Without differential signaling, shielding would need to be used to remove magnetic interference. This is how coaxial cabling works. There is a braided or foil shield around the conductor which intercepts interference and drives it to ground.

For even longer distances, shielding and differential signaling are used. For very long distances, fiber-optics can be used instead.

High Speed IO Lanes (HSIO)

Some devices transfer a lot of data, such as a graphics processing unit (GPU). The bottlenecks between busses make it so that these types of devices cannot realize their full potential. So, instead, there is a connection method directly to the CPU through high-speed IO lanes (HSIO). When you configure a device, such as a GPU, you will need to see how many lanes it uses to see if it is connected to all of them. Each lane is a differential pair of wires.

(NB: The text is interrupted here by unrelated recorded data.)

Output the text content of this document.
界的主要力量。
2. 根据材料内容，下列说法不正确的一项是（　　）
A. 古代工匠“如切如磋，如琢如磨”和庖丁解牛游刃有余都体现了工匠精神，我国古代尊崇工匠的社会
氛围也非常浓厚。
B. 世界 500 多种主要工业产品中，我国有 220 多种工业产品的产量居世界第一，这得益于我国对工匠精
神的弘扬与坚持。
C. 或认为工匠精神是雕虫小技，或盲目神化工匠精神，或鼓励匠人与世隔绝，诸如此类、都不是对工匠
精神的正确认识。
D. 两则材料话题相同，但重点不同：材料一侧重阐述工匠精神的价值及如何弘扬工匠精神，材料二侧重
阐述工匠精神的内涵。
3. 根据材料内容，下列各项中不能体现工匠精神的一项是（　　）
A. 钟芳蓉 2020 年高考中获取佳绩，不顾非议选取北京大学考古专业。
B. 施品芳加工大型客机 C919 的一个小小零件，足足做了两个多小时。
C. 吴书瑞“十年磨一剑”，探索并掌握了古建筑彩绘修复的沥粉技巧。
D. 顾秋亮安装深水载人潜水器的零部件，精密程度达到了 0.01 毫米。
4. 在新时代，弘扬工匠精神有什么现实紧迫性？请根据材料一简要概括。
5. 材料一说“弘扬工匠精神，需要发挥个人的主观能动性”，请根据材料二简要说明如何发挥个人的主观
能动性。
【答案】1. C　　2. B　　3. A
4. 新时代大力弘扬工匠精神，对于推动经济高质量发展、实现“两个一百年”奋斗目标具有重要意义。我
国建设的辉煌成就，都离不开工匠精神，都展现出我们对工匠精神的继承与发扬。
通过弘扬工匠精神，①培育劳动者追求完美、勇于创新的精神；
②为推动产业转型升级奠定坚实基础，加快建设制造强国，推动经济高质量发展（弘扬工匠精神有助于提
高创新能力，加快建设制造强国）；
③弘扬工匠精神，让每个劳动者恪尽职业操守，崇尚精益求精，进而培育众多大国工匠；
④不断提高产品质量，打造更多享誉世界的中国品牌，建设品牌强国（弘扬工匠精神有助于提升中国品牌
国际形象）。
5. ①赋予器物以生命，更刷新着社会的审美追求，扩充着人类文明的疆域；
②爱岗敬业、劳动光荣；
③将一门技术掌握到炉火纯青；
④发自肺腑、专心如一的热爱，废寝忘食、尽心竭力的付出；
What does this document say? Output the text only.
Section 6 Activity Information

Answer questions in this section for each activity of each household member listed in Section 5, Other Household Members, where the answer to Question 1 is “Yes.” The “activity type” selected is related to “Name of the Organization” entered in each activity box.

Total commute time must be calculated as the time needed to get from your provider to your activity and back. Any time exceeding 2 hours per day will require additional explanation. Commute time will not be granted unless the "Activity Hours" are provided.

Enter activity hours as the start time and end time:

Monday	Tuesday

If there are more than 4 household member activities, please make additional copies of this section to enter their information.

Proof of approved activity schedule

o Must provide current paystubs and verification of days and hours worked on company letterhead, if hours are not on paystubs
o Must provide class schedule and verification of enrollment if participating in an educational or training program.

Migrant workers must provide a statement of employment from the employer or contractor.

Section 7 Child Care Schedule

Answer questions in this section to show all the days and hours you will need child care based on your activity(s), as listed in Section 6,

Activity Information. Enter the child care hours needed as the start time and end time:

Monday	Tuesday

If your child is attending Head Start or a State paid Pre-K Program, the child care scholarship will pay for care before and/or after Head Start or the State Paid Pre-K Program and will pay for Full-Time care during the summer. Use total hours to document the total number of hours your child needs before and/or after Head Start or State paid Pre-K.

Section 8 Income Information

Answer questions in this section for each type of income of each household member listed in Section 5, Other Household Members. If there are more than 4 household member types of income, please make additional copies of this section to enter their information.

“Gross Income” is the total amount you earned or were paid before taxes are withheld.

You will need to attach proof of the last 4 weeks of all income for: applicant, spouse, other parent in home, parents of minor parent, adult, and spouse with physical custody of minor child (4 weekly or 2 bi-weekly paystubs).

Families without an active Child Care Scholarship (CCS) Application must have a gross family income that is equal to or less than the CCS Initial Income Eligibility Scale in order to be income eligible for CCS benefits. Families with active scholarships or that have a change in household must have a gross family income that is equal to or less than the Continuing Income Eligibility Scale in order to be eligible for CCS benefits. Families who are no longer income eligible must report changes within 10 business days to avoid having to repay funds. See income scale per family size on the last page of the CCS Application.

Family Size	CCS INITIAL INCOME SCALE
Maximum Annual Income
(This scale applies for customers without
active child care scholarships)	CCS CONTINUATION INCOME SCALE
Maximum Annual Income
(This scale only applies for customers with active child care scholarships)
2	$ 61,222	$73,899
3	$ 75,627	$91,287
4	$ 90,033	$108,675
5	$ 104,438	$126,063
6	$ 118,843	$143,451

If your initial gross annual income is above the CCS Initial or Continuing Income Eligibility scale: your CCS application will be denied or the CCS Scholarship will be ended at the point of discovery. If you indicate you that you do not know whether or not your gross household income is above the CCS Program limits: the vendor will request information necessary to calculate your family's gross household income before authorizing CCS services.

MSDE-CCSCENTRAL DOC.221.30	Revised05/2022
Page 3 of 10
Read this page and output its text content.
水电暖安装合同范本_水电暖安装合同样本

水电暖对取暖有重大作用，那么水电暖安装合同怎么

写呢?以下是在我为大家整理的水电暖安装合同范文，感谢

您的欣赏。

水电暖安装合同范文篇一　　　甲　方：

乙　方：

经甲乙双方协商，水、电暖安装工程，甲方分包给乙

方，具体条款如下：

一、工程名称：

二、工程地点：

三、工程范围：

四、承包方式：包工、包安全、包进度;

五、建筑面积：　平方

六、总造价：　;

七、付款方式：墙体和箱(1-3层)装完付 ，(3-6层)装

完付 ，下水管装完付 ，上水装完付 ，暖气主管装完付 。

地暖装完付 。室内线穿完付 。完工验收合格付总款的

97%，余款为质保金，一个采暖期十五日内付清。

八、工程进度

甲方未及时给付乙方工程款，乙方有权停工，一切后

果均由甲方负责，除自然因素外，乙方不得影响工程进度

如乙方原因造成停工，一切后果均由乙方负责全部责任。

My personal computer has a graphic interface connected to PCIe version 4.0. However, the important part is the current link width. It shows x16, which means that it is connected to 16 lanes. The maximum supported is also 16, so my GPU is using the maximum number of lanes. Each lane is a serial connection, so the more lanes, the more data can be transferred in a given amount of time.

Lanes come at a premium. For example, the Ryzen 9 5950x has 24 PCIe lanes. Currently, the only two types of devices that utilize these lanes are NVMe (Non-volatile Memory Express) hard drives and graphics processing units (GPUs). Since 16 of my lanes are being used for the GPU alone, I only have 8 lanes for the NVMe devices. For computers with multiple GPUs, they are usually negotiated down so that they split the lanes. For example, two GPUs would use 8 lanes each, whereas four GPUs would use 4 lanes each. Therefore, adding two GPUs isn’t necessarily better by two times.

Serial vs Parallel I/O

We used to have PATA (parallel-ATA) that connected our hard drives to a bus. Now, we have SATA (serial-ATA). So, you might think that serial is better than parallel? What’s the difference.

Serial refers to the fact that one follows another. That is, when I want to transmit 8 bits, I send one at a time and toggle a clock each time. This means it takes 8 clock cycles to read 8 bits.

Parallel refers to the fact that more than one bit is signaled simultaneously. If we had 8 wires connecting 8 bits, it would only require 1 clock cycle to read 8 bits.

A serial I/O only needs two wires: the clock and the value, whereas our parallel I/O needed at least 9 wires (8 for the data and 1 for the clock). Not all I/O protocols follow this, but it suits our example.

Serial has been preferred over parallel mainly to reduce the number of inputs and outputs a device needs to have. The Universal Serial Bus (USB) only requires 4 pins: (1) power, (2) transmit, (3) receive, (4) ground. The newer and faster versions have more pins, but you can see with just four pins, we can do a lot of work!

Serial performance is highly dependent on clock speed, whereas parallel performance is highly dependent on the cable. You see, the smaller diameter of wire we have, the more resistance and heat we get over a longer distance. This heat steals away our signal and noise can be injected by alternating current and other signals.